2018 Ryder Cup: the French Connection

The 42nd staging of the biennial genial golfing grudge match between the leading professional players of Europe and their American cousins breaks new ground, taking place in France over the spectacular L'Albatross course at Le Golf National near the French capital, Paris. With the small gold cup firmly in the grip of the USA, Europe may have its work cut out to regain the coveted trophy, even on home soil

Brian Harman, Kevin Kisner and captain Jim Furyk practice


One of the smallest, but many sought-after trophies in world sport, the Ryder Cup is a symbol of world-class sport, played for in a spirit of spirited but friendly competition between two continents that have, in golf a great deal more in common than divides them.
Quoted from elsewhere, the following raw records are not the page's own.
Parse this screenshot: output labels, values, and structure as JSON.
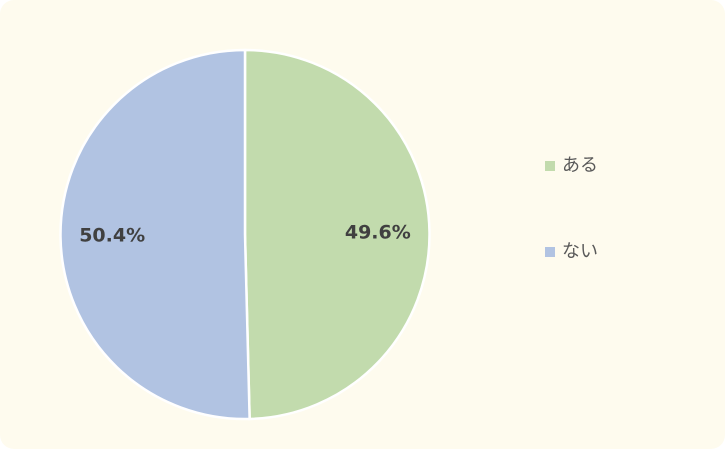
{
  "chart_data": {
    "type": "pie",
    "title": "",
    "categories": [
      "ある",
      "ない"
    ],
    "values": [
      49.6,
      50.4
    ],
    "data_labels": [
      "49.6%",
      "50.4%"
    ],
    "colors": [
      "#c2dbad",
      "#b1c3e2"
    ],
    "start_angle": "12 o'clock",
    "direction": "clockwise",
    "legend_position": "right"
  },
  "legend": {
    "items": [
      {
        "label": "ある",
        "color": "#c2dbad"
      },
      {
        "label": "ない",
        "color": "#b1c3e2"
      }
    ]
  }
}
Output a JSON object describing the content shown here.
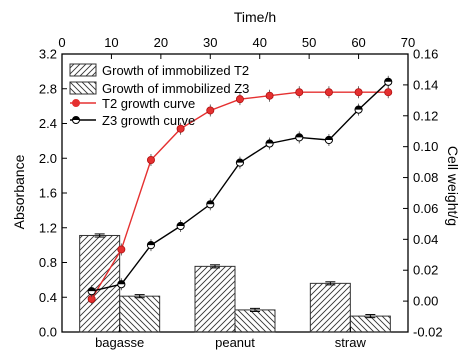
{
  "chart_data": {
    "type": "bar+line",
    "x_top": {
      "label": "Time/h",
      "ticks": [
        0,
        10,
        20,
        30,
        40,
        50,
        60,
        70
      ],
      "range": [
        0,
        70
      ]
    },
    "x_bottom": {
      "categories": [
        "bagasse",
        "peanut",
        "straw"
      ]
    },
    "y_left": {
      "label": "Absorbance",
      "range": [
        0,
        3.2
      ],
      "ticks": [
        "0.0",
        "0.4",
        "0.8",
        "1.2",
        "1.6",
        "2.0",
        "2.4",
        "2.8",
        "3.2"
      ]
    },
    "y_right": {
      "label": "Cell weight/g",
      "range": [
        -0.02,
        0.16
      ],
      "ticks": [
        "-0.02",
        "0.00",
        "0.02",
        "0.04",
        "0.06",
        "0.08",
        "0.10",
        "0.12",
        "0.14",
        "0.16"
      ]
    },
    "bars": [
      {
        "name": "Growth of immobilized T2",
        "axis": "right",
        "pattern": "diag-up",
        "values": [
          0.0425,
          0.0225,
          0.0115
        ],
        "errors": [
          0.001,
          0.001,
          0.001
        ]
      },
      {
        "name": "Growth of immobilized Z3",
        "axis": "right",
        "pattern": "diag-down",
        "values": [
          0.0032,
          -0.0057,
          -0.0097
        ],
        "errors": [
          0.001,
          0.001,
          0.001
        ]
      }
    ],
    "lines": [
      {
        "name": "T2 growth curve",
        "axis": "left",
        "color": "#e53030",
        "x": [
          6,
          12,
          18,
          24,
          30,
          36,
          42,
          48,
          54,
          60,
          66
        ],
        "y": [
          0.38,
          0.95,
          1.98,
          2.34,
          2.55,
          2.68,
          2.72,
          2.76,
          2.76,
          2.76,
          2.76
        ]
      },
      {
        "name": "Z3 growth curve",
        "axis": "left",
        "color": "#000000",
        "x": [
          6,
          12,
          18,
          24,
          30,
          36,
          42,
          48,
          54,
          60,
          66
        ],
        "y": [
          0.47,
          0.55,
          1.0,
          1.22,
          1.47,
          1.95,
          2.17,
          2.24,
          2.21,
          2.56,
          2.88
        ]
      }
    ],
    "grid": false,
    "legend_position": "top-left"
  }
}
• The Ryder Cup trophy measures just 17 inches tall and weighs 4 pounds. It’s small in stature, and it’s about the same size of the FIFA World Cup trophy won by France in Russia earlier this year.
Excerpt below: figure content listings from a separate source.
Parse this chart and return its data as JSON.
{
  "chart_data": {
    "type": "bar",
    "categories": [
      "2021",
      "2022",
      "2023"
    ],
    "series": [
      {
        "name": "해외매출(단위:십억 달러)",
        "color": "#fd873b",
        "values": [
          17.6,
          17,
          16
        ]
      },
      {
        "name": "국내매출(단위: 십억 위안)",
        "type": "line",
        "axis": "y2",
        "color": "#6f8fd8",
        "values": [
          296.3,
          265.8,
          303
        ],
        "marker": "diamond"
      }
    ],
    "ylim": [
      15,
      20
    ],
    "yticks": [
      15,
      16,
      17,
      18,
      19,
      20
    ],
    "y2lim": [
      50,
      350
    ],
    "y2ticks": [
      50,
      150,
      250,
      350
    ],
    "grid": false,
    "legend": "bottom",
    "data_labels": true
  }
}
• The Ryder Cup is made of 9-carat gold.

• Samuel Ryder, the founder of the Ryder Cup, commissioned the trophy and donated it in 1927; it was the prize he had made for the first matches in 1927, pitting the best golfers in the United States against the best golfers from Great Britain.

• The trophy costs in the order of $400 at the time to make; it would cost about $6,000 now, but because of its invaluable status, is insured for many times more than that.

• The original Ryder Cup trophy is owned by the Professional Golfers Association of Great Britain and Ireland (PGA – GB&I), bequeathed to it by seedsman Samuel Ryder.

• The original Ryder Cup trophy remains at the PGA GB&I headquarters in Great Britain.

• A golden golfer sits atop the lid of the Ryder Cup at the top of the trophy, thought to be Abe Mitchell, Ryder’s friend and personal golf teacher who played in the inaugural event in 1927 at Worcester Country Club, Massachusetts, USA, where the match was tied 9.5-9.5pts.

• The trophy base has the Ryder Cup results engraved on a band that goes around it.

• The winning Ryder Cup team does not get the actual original trophy; instead, they get an identical replica made for the PGA of America, whilst there is also a replica trophy that is used for promotional appearances.

• By coincidence, the capacity of the Ryder Cup is the same, 70cl, as a standard bottle of Champagne, some 25 of which were consumed as Europe celebrated victory at Gleneagles in 2014.